If it is a pattern, that doesn't bode well to Excelsior, Leondegrance and Phoenix. Otherwise, it's a really weird cautionary message to starfleet graduates about the dangers of space?
 
I posited that the whole scene was a class of cadets heading off on their second year field study. The displays could be a warning to the cadets that AWFUL THINGS CAN HAPPEN if you don't pay attention. :P

Mark
 
The plaque says Captain Sulu was in command of Excelsior from 2287 to 2320. Captain Lawrence H. Styles was apparently in command for two spacedock-bound years after STIII (sorry, DC comics universe!)
 
If it is a pattern, that doesn't bode well to Excelsior, Leondegrance and Phoenix. Otherwise, it's a really weird cautionary message to starfleet graduates about the dangers of space?
I mean, isn't risk their business? One of the biggest things that I don't get is the tendency to shield people from bad news. These ships probably had distinctive careers in some way but still suffered tragedy. Do you want to do this?
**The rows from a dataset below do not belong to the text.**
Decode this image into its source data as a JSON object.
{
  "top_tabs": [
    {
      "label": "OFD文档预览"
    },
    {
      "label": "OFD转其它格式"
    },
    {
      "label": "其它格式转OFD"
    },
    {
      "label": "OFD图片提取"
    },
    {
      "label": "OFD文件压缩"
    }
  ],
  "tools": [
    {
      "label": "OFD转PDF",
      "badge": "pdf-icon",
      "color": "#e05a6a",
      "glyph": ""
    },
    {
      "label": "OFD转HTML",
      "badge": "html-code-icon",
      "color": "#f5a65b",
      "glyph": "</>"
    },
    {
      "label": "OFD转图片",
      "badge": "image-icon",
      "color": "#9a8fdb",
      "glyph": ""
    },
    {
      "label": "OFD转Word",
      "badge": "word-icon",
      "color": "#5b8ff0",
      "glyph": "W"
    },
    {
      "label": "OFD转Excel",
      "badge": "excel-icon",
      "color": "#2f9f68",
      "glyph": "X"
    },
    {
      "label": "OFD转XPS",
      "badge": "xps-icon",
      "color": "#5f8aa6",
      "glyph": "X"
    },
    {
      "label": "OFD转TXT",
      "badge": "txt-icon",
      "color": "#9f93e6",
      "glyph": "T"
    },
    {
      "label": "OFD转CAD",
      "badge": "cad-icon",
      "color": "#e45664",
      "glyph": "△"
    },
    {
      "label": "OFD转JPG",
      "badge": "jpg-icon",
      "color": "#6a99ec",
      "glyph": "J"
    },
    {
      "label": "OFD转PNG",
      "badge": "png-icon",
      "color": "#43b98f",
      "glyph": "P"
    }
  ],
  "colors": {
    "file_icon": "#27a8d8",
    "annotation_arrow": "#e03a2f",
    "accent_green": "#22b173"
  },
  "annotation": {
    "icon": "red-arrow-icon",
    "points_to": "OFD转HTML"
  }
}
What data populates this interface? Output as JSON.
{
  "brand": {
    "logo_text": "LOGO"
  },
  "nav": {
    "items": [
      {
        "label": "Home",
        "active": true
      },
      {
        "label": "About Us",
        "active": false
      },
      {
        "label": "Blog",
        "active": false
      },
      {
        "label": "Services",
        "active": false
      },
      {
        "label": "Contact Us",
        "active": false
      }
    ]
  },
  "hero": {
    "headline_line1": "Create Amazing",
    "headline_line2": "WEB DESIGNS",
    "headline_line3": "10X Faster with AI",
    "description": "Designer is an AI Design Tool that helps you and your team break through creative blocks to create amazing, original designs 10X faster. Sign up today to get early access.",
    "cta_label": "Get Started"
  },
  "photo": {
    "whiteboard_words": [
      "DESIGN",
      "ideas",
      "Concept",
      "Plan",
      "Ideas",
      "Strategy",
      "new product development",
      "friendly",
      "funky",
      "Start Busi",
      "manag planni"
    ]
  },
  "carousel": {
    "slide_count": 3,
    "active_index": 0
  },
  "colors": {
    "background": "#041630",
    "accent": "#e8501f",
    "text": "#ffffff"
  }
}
Reminds me a bit of Space Cadet, the Heinlein book.
 
Other navies are also available! See also – the UK's current flagship is the HMS Queen Elizabeth, and she's borderline immortal very much still alive.

Wikipedia says it's named after the WWI era dreadnought, which was in turn named after Queen Elizabeth I.
 
I mean, isn't risk their business? One of the biggest things that I don't get is the tendency to shield people from bad news. These ships probably had distinctive careers in some way but still suffered tragedy. Do you want to do this?

Reminds me a bit of Space Cadet, the Heinlein book.

Sure, I get it if the message to the cadets is that their career is a dangerous job. But my initial thought was a bit of sadness for Sulu's and Uhura's ships and the fate of their captain and crew.

@Ronald Held - I think on screen you could barely read the Stargazer's plaque. All the other ones were too far away or out of focus.